The Meaning of Reform in American History

Reform

Reform is a word that can be used to talk about changing something for the better. When we reform something, it can mean making it fairer or more efficient. For example, juvenile delinquents are often sent to reform schools so that they can become better citizens. We also use the term to refer to a more general change in a system, such as when we say that a law needs to be reformated.

A person devoted to bringing about such changes is called a reformer. During the antebellum period, America saw a proliferation of reform movements that were remarkable for their energy, variety, and occasional strangeness. These movements grew out of an array of changes in American life. The most fundamental change was an eighteenth- and nineteenth-century shift in religious and secular attitudes toward human effort to remake the world.

In the religious realm, this change was a move away from moralizing Puritanism, such as that of the Baptists and Quakers, towards Unitarianism, which had a more optimistic view of the human condition. This brought a millenialist, utopian, perfectionist strand into the reform movement.

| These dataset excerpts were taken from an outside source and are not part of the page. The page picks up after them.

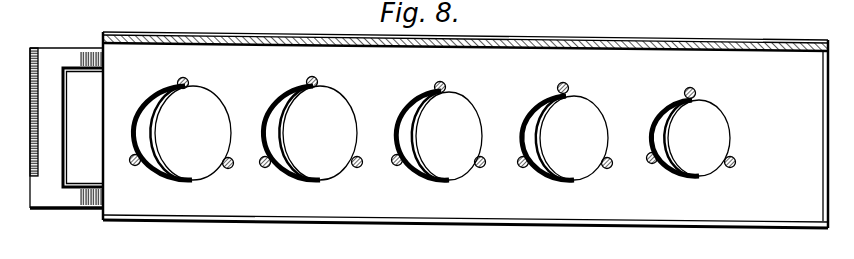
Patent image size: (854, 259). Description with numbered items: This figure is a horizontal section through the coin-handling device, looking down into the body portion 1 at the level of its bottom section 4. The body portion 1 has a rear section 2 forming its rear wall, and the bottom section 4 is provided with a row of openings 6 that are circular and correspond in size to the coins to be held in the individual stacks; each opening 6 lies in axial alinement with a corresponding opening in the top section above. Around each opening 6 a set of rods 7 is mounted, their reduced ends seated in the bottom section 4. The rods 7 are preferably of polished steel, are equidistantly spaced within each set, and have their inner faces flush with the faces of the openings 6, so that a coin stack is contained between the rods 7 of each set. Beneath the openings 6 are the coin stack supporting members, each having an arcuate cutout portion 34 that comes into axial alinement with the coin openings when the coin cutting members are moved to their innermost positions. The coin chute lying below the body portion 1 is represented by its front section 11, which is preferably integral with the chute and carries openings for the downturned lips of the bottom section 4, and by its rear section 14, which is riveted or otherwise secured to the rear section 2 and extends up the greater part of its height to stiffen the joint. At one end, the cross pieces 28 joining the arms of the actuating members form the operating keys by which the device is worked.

The body portion 1 is at (264, 49).
The rear section 2 is at (302, 47).
The bottom section 4 is at (266, 135).
The openings 6 is at (341, 168).
The rods 7 is at (192, 70).
The front section 11 is at (436, 227).
The rear section 14 is at (328, 33).
The cross pieces 28 is at (52, 77).
The cutout portion 34 is at (293, 160).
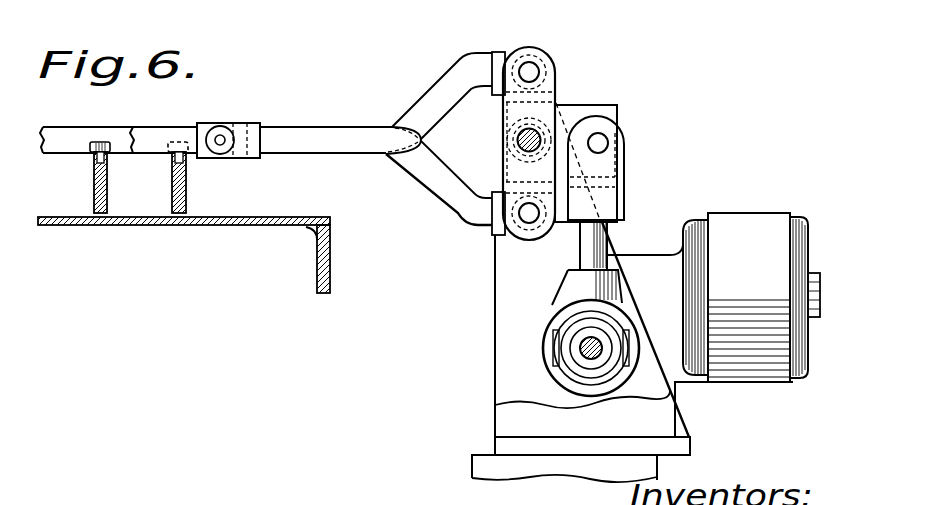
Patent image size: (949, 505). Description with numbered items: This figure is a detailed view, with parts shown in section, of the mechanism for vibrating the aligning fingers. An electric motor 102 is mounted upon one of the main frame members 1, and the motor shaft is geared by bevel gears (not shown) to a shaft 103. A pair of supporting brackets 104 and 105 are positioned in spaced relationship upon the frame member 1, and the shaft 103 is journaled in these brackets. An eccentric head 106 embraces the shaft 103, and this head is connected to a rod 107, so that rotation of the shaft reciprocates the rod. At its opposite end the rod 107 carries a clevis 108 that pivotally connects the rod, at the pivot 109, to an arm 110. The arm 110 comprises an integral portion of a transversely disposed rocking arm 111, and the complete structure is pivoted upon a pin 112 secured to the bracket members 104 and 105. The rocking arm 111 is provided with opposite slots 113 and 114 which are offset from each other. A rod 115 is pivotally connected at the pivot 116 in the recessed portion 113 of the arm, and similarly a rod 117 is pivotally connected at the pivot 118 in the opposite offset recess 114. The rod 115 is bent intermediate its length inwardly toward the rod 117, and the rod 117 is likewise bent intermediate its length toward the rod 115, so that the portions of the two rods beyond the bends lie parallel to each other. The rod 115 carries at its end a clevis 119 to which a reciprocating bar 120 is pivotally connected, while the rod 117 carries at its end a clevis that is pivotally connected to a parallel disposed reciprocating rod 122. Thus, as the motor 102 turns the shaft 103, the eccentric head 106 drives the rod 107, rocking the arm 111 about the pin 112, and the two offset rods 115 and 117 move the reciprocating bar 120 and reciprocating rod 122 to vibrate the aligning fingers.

The main frame member 1 is at (478, 467).
The electric motor 102 is at (765, 388).
The shaft 103 is at (592, 356).
The supporting bracket 104 is at (497, 307).
The supporting bracket 105 is at (500, 420).
The eccentric head 106 is at (552, 318).
The rod 107 is at (607, 237).
The clevis 108 is at (623, 180).
The pivotal connection 109 is at (606, 138).
The arm 110 is at (586, 108).
The rocking arm 111 is at (557, 103).
The pin 112 is at (518, 138).
The slot 113 is at (500, 97).
The slot 114 is at (492, 222).
The rod 115 is at (412, 105).
The pivotal connection 116 is at (529, 62).
The rod 117 is at (421, 188).
The pivotal connection 118 is at (527, 218).
The clevis 119 is at (248, 123).
The reciprocating bar 120 is at (118, 127).
The reciprocating rod 122 is at (163, 127).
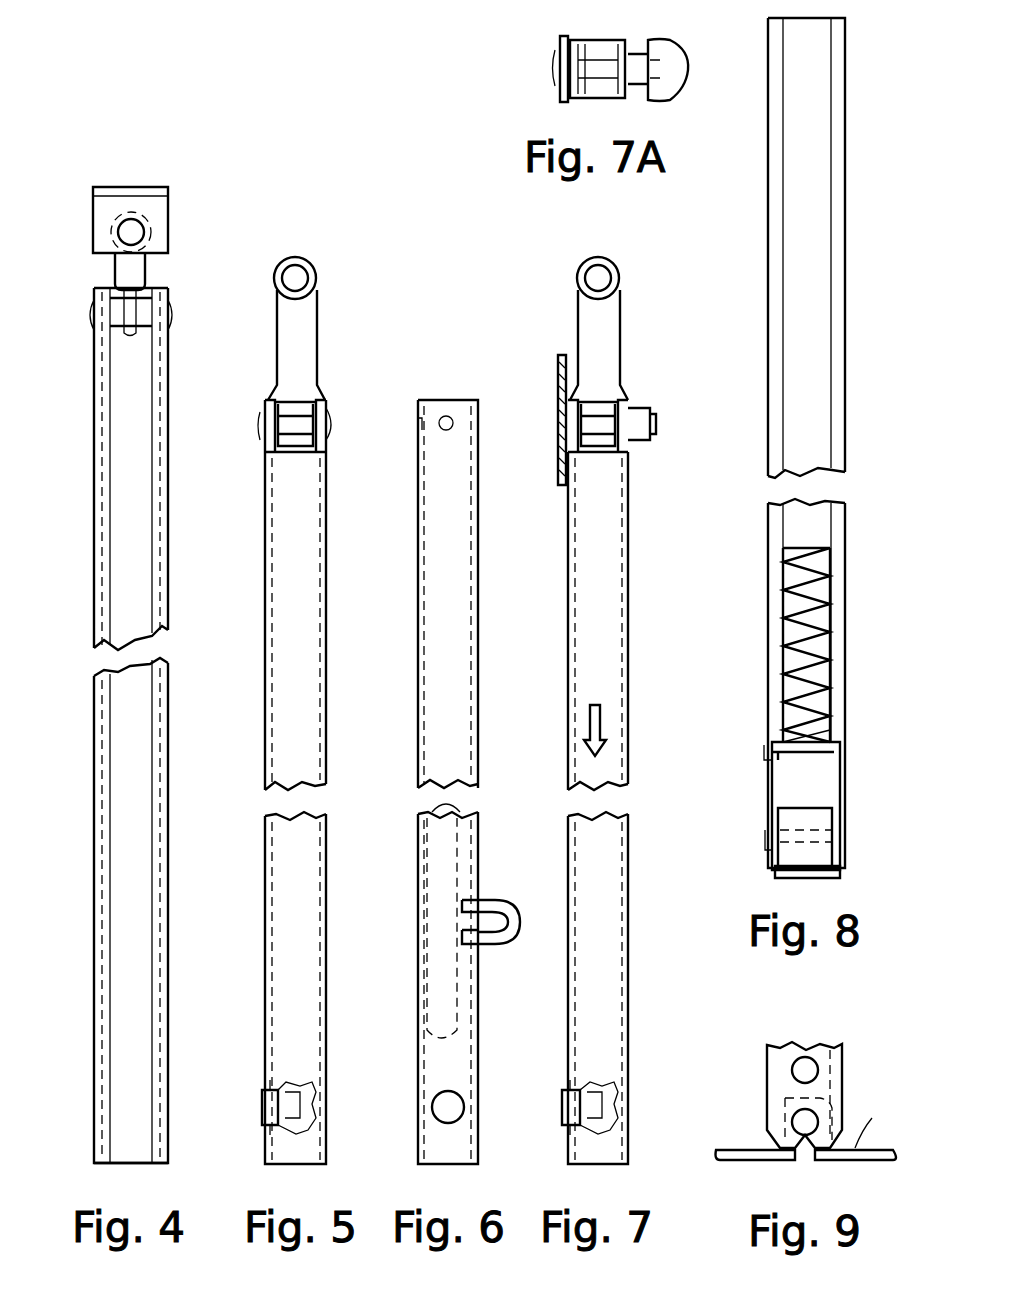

Secular changes, meanwhile, were fed by a belief in human reason and the power of the individual to remake society. These new beliefs gave a sense of urgency to the reform movement. In the end, the movement’s success depended on its ability to translate these ideas into concrete programs of change. This was especially true of the sanitary reform movement, which established the first asylums for the mentally ill and public school systems to give poor Americans access to education.